It snowed a lot and inevitably it is melting, and savaging the decaying roads of the GJA with all the water the melting snow will produce. As you may have noticed Toronto’s residential streets in the Greater Junction Areas are overrun with cracks and gouges. This was not the case up to the early 80’s – before that the roads were smooth and maintained to a good working and looking standard.
The GJA we actually had curbs – nice deep ones that prevented cars from running up on the sidewalk, now the roads have been repaved over so many times – the curbs have all but been eliminated.
Today the city uses a particular model – Life-Cycle Cost Analysis-to decide upon road repair priority, rather than a simple fix and rolling replacement program. The roads were better without the Life-Cycle Cost Analysis model.
Below is some information on the Life-Cycle Cost Analysis method probably more than you wanted to know. But it is the reason for all those chunks of asphalt and cracks in our roads.
City of Toronto’s Road repair web page link
Life-Cycle Cost Analysis
The first systematic economic means of comparing highway investments that will be discussed in this primer is called life-cycle cost analysis (LCCA). It applies the discount rate to the life-cycle costs of two or more alternatives to accomplish a given project or objective, enabling the least cost alternative to be identified.
When to Use Life-Cycle Cost Analysis
LCCA is applied when an agency must undertake a project and is seeking to determine the lowest life-cycle-cost (i.e., most cost-effective) means to accomplish the project’s objectives. LCCA enables the analyst to make sure that the selection of a design alternative is not based solely on the lowest initial costs, but also considers all the future costs (appropriately discounted) over the project’s usable life.
LCCA is used appropriately only to select from among design alternatives that would yield the same level of performance or benefits to the project’s users during normal operations.
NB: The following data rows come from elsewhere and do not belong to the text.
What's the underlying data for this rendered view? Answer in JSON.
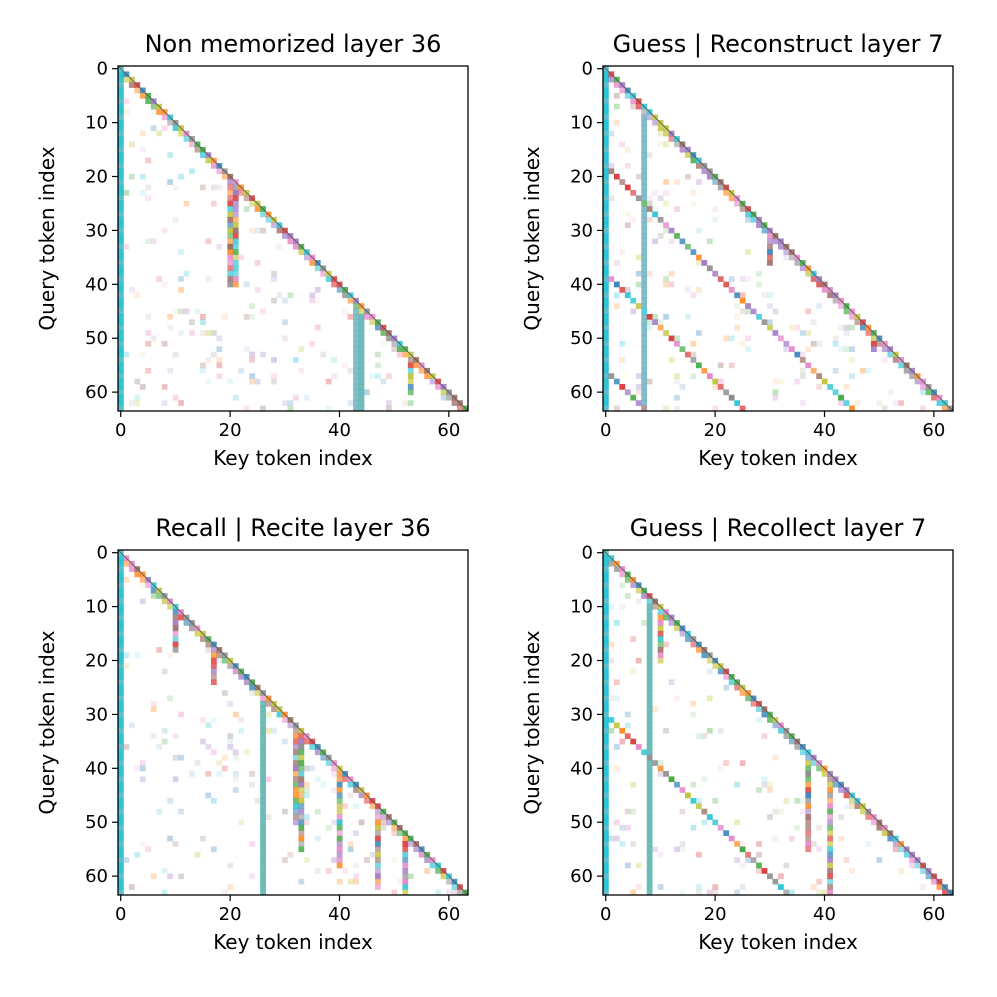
{
  "chart_data": [
    {
      "type": "heatmap",
      "title": "Non memorized layer 36",
      "xlabel": "Key token index",
      "ylabel": "Query token index",
      "xticks": [
        0,
        20,
        40,
        60
      ],
      "yticks": [
        0,
        10,
        20,
        30,
        40,
        50,
        60
      ],
      "xlim": [
        0,
        63
      ],
      "ylim": [
        63,
        0
      ],
      "grid": false,
      "mask": "lower-triangular",
      "features": {
        "sink_column": 0,
        "diagonal": true,
        "offset_diagonals": [],
        "strong_columns": [
          43,
          44
        ],
        "column_streaks": [
          [
            20,
            20,
            40
          ],
          [
            21,
            20,
            40
          ],
          [
            43,
            43,
            63
          ],
          [
            44,
            43,
            63
          ],
          [
            53,
            53,
            60
          ]
        ]
      }
    },
    {
      "type": "heatmap",
      "title": "Guess | Reconstruct layer 7",
      "xlabel": "Key token index",
      "ylabel": "Query token index",
      "xticks": [
        0,
        20,
        40,
        60
      ],
      "yticks": [
        0,
        10,
        20,
        30,
        40,
        50,
        60
      ],
      "xlim": [
        0,
        63
      ],
      "ylim": [
        63,
        0
      ],
      "grid": false,
      "mask": "lower-triangular",
      "features": {
        "sink_column": 0,
        "diagonal": true,
        "offset_diagonals": [
          18,
          38,
          56
        ],
        "strong_columns": [
          7
        ],
        "column_streaks": [
          [
            30,
            30,
            36
          ],
          [
            49,
            49,
            52
          ]
        ]
      }
    },
    {
      "type": "heatmap",
      "title": "Recall | Recite layer 36",
      "xlabel": "Key token index",
      "ylabel": "Query token index",
      "xticks": [
        0,
        20,
        40,
        60
      ],
      "yticks": [
        0,
        10,
        20,
        30,
        40,
        50,
        60
      ],
      "xlim": [
        0,
        63
      ],
      "ylim": [
        63,
        0
      ],
      "grid": false,
      "mask": "lower-triangular",
      "features": {
        "sink_column": 0,
        "diagonal": true,
        "offset_diagonals": [],
        "strong_columns": [
          26
        ],
        "column_streaks": [
          [
            10,
            10,
            18
          ],
          [
            17,
            17,
            24
          ],
          [
            32,
            32,
            50
          ],
          [
            33,
            33,
            55
          ],
          [
            40,
            40,
            58
          ],
          [
            47,
            47,
            62
          ],
          [
            52,
            52,
            63
          ]
        ]
      }
    },
    {
      "type": "heatmap",
      "title": "Guess | Recollect layer 7",
      "xlabel": "Key token index",
      "ylabel": "Query token index",
      "xticks": [
        0,
        20,
        40,
        60
      ],
      "yticks": [
        0,
        10,
        20,
        30,
        40,
        50,
        60
      ],
      "xlim": [
        0,
        63
      ],
      "ylim": [
        63,
        0
      ],
      "grid": false,
      "mask": "lower-triangular",
      "features": {
        "sink_column": 0,
        "diagonal": true,
        "offset_diagonals": [
          30
        ],
        "strong_columns": [
          8
        ],
        "column_streaks": [
          [
            10,
            10,
            20
          ],
          [
            41,
            41,
            63
          ],
          [
            37,
            37,
            55
          ]
        ]
      }
    }
  ]
}
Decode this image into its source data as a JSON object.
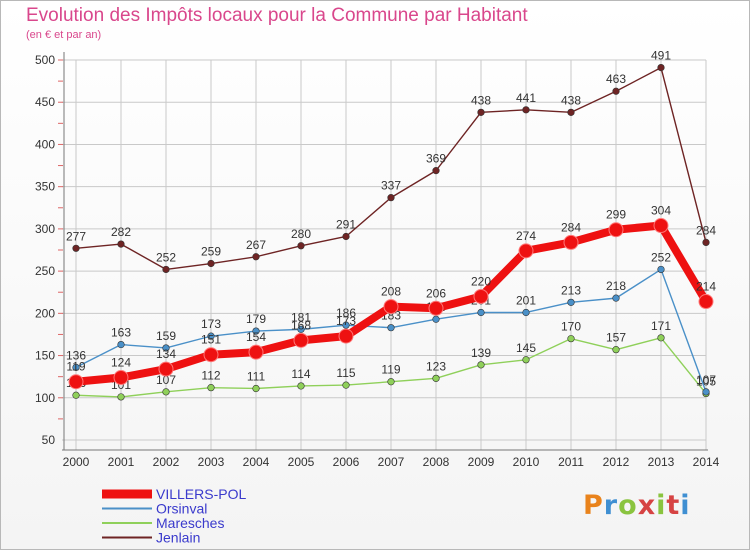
{
  "title": "Evolution des Impôts locaux pour la Commune par Habitant",
  "subtitle": "(en € et par an)",
  "logo": {
    "text": "Proxiti",
    "colors": [
      "#e9831c",
      "#3f8fd2",
      "#8ac43f",
      "#d64343"
    ]
  },
  "chart_data": {
    "type": "line",
    "x": [
      "2000",
      "2001",
      "2002",
      "2003",
      "2004",
      "2005",
      "2006",
      "2007",
      "2008",
      "2009",
      "2010",
      "2011",
      "2012",
      "2013",
      "2014"
    ],
    "yticks": [
      50,
      100,
      150,
      200,
      250,
      300,
      350,
      400,
      450,
      500
    ],
    "ylim": [
      50,
      500
    ],
    "grid": true,
    "legend_position": "bottom-left",
    "series": [
      {
        "name": "VILLERS-POL",
        "color": "#ee1111",
        "values": [
          119,
          124,
          134,
          151,
          154,
          168,
          173,
          208,
          206,
          220,
          274,
          284,
          299,
          304,
          214
        ]
      },
      {
        "name": "Orsinval",
        "color": "#4a90c8",
        "values": [
          136,
          163,
          159,
          173,
          179,
          181,
          186,
          183,
          193,
          201,
          201,
          213,
          218,
          252,
          107
        ]
      },
      {
        "name": "Maresches",
        "color": "#8fd05a",
        "values": [
          103,
          101,
          107,
          112,
          111,
          114,
          115,
          119,
          123,
          139,
          145,
          170,
          157,
          171,
          105
        ]
      },
      {
        "name": "Jenlain",
        "color": "#6e2424",
        "values": [
          277,
          282,
          252,
          259,
          267,
          280,
          291,
          337,
          369,
          438,
          441,
          438,
          463,
          491,
          284
        ]
      }
    ]
  }
}
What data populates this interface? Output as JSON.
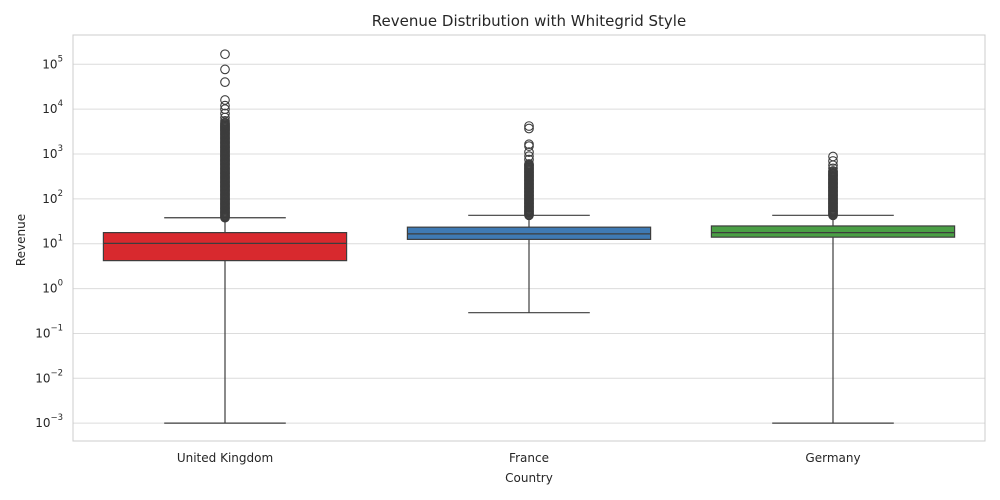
{
  "chart_data": {
    "type": "box",
    "title": "Revenue Distribution with Whitegrid Style",
    "xlabel": "Country",
    "ylabel": "Revenue",
    "yscale": "log",
    "ylim": [
      0.0004,
      450000
    ],
    "y_ticks": [
      {
        "value": 0.001,
        "base": "10",
        "exp": "−3"
      },
      {
        "value": 0.01,
        "base": "10",
        "exp": "−2"
      },
      {
        "value": 0.1,
        "base": "10",
        "exp": "−1"
      },
      {
        "value": 1,
        "base": "10",
        "exp": "0"
      },
      {
        "value": 10,
        "base": "10",
        "exp": "1"
      },
      {
        "value": 100,
        "base": "10",
        "exp": "2"
      },
      {
        "value": 1000,
        "base": "10",
        "exp": "3"
      },
      {
        "value": 10000,
        "base": "10",
        "exp": "4"
      },
      {
        "value": 100000,
        "base": "10",
        "exp": "5"
      }
    ],
    "grid": true,
    "categories": [
      "United Kingdom",
      "France",
      "Germany"
    ],
    "boxes": [
      {
        "category": "United Kingdom",
        "color": "#d8292e",
        "whisker_low": 0.001,
        "q1": 4.2,
        "median": 10.2,
        "q3": 17.7,
        "whisker_high": 38,
        "dense_outlier_range": [
          38,
          5000
        ],
        "outliers": [
          5500,
          6500,
          8000,
          10000,
          12000,
          16000,
          40000,
          77000,
          168000
        ]
      },
      {
        "category": "France",
        "color": "#3f7ab4",
        "whisker_low": 0.29,
        "q1": 12.5,
        "median": 16.6,
        "q3": 23.4,
        "whisker_high": 43,
        "dense_outlier_range": [
          43,
          600
        ],
        "outliers": [
          750,
          900,
          1100,
          1500,
          1650,
          3700,
          4200
        ]
      },
      {
        "category": "Germany",
        "color": "#4a9f45",
        "whisker_low": 0.001,
        "q1": 14.0,
        "median": 17.7,
        "q3": 24.9,
        "whisker_high": 43,
        "dense_outlier_range": [
          43,
          420
        ],
        "outliers": [
          480,
          560,
          700,
          880
        ]
      }
    ]
  }
}
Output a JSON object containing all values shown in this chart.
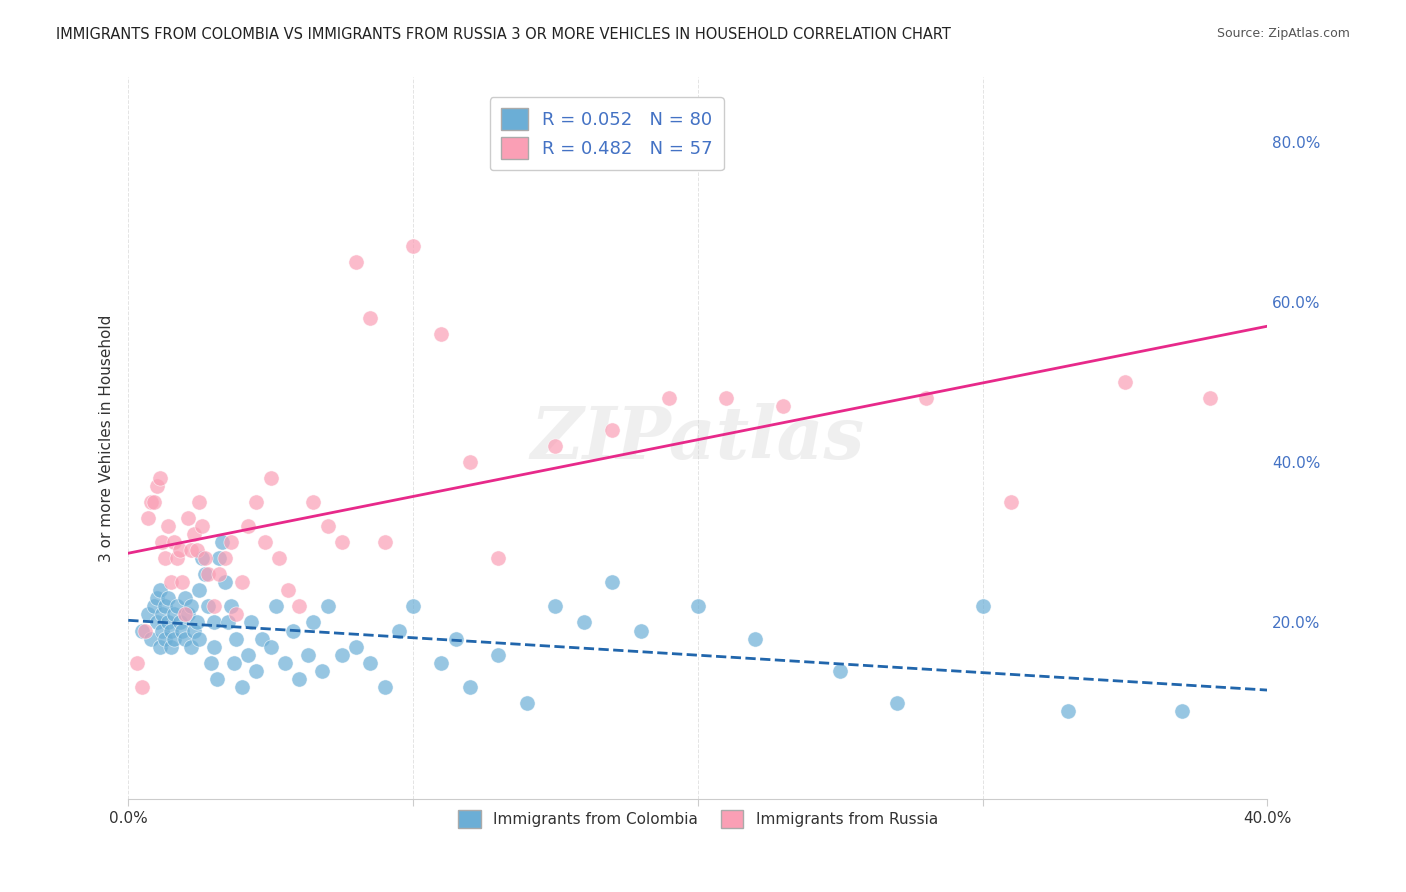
{
  "title": "IMMIGRANTS FROM COLOMBIA VS IMMIGRANTS FROM RUSSIA 3 OR MORE VEHICLES IN HOUSEHOLD CORRELATION CHART",
  "source": "Source: ZipAtlas.com",
  "xlabel": "",
  "ylabel": "3 or more Vehicles in Household",
  "xlim": [
    0.0,
    0.4
  ],
  "ylim": [
    -0.02,
    0.88
  ],
  "ytick_positions": [
    0.0,
    0.2,
    0.4,
    0.6,
    0.8
  ],
  "ytick_labels": [
    "",
    "20.0%",
    "40.0%",
    "60.0%",
    "80.0%"
  ],
  "R_colombia": 0.052,
  "N_colombia": 80,
  "R_russia": 0.482,
  "N_russia": 57,
  "color_colombia": "#6baed6",
  "color_russia": "#fa9fb5",
  "trendline_colombia": "#2166ac",
  "trendline_russia": "#e7298a",
  "background_color": "#ffffff",
  "grid_color": "#dddddd",
  "watermark": "ZIPatlas",
  "colombia_x": [
    0.005,
    0.007,
    0.008,
    0.009,
    0.01,
    0.01,
    0.011,
    0.011,
    0.012,
    0.012,
    0.013,
    0.013,
    0.014,
    0.014,
    0.015,
    0.015,
    0.016,
    0.016,
    0.017,
    0.018,
    0.019,
    0.02,
    0.02,
    0.021,
    0.022,
    0.022,
    0.023,
    0.024,
    0.025,
    0.025,
    0.026,
    0.027,
    0.028,
    0.029,
    0.03,
    0.03,
    0.031,
    0.032,
    0.033,
    0.034,
    0.035,
    0.036,
    0.037,
    0.038,
    0.04,
    0.042,
    0.043,
    0.045,
    0.047,
    0.05,
    0.052,
    0.055,
    0.058,
    0.06,
    0.063,
    0.065,
    0.068,
    0.07,
    0.075,
    0.08,
    0.085,
    0.09,
    0.095,
    0.1,
    0.11,
    0.115,
    0.12,
    0.13,
    0.14,
    0.15,
    0.16,
    0.17,
    0.18,
    0.2,
    0.22,
    0.25,
    0.27,
    0.3,
    0.33,
    0.37
  ],
  "colombia_y": [
    0.19,
    0.21,
    0.18,
    0.22,
    0.2,
    0.23,
    0.17,
    0.24,
    0.19,
    0.21,
    0.22,
    0.18,
    0.2,
    0.23,
    0.17,
    0.19,
    0.21,
    0.18,
    0.22,
    0.2,
    0.19,
    0.23,
    0.18,
    0.21,
    0.17,
    0.22,
    0.19,
    0.2,
    0.24,
    0.18,
    0.28,
    0.26,
    0.22,
    0.15,
    0.17,
    0.2,
    0.13,
    0.28,
    0.3,
    0.25,
    0.2,
    0.22,
    0.15,
    0.18,
    0.12,
    0.16,
    0.2,
    0.14,
    0.18,
    0.17,
    0.22,
    0.15,
    0.19,
    0.13,
    0.16,
    0.2,
    0.14,
    0.22,
    0.16,
    0.17,
    0.15,
    0.12,
    0.19,
    0.22,
    0.15,
    0.18,
    0.12,
    0.16,
    0.1,
    0.22,
    0.2,
    0.25,
    0.19,
    0.22,
    0.18,
    0.14,
    0.1,
    0.22,
    0.09,
    0.09
  ],
  "russia_x": [
    0.003,
    0.005,
    0.006,
    0.007,
    0.008,
    0.009,
    0.01,
    0.011,
    0.012,
    0.013,
    0.014,
    0.015,
    0.016,
    0.017,
    0.018,
    0.019,
    0.02,
    0.021,
    0.022,
    0.023,
    0.024,
    0.025,
    0.026,
    0.027,
    0.028,
    0.03,
    0.032,
    0.034,
    0.036,
    0.038,
    0.04,
    0.042,
    0.045,
    0.048,
    0.05,
    0.053,
    0.056,
    0.06,
    0.065,
    0.07,
    0.075,
    0.08,
    0.085,
    0.09,
    0.1,
    0.11,
    0.12,
    0.13,
    0.15,
    0.17,
    0.19,
    0.21,
    0.23,
    0.28,
    0.31,
    0.35,
    0.38
  ],
  "russia_y": [
    0.15,
    0.12,
    0.19,
    0.33,
    0.35,
    0.35,
    0.37,
    0.38,
    0.3,
    0.28,
    0.32,
    0.25,
    0.3,
    0.28,
    0.29,
    0.25,
    0.21,
    0.33,
    0.29,
    0.31,
    0.29,
    0.35,
    0.32,
    0.28,
    0.26,
    0.22,
    0.26,
    0.28,
    0.3,
    0.21,
    0.25,
    0.32,
    0.35,
    0.3,
    0.38,
    0.28,
    0.24,
    0.22,
    0.35,
    0.32,
    0.3,
    0.65,
    0.58,
    0.3,
    0.67,
    0.56,
    0.4,
    0.28,
    0.42,
    0.44,
    0.48,
    0.48,
    0.47,
    0.48,
    0.35,
    0.5,
    0.48
  ]
}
If benefits vary among the design alternatives (e.g., they would accommodate different levels of traffic), then the alternatives cannot be compared solely on the basis of cost. Rather, the analyst would need to employ benefit-cost analysis (BCA), which measures the monetary value of life-cycle benefits as well as costs (BCA is discussed at length in the next section of this primer, page 17). Accordingly, LCCA should be viewed as a distinct, cost-only subset of BCA. Even with these restrictions, however, LCCA has many useful applications (see box).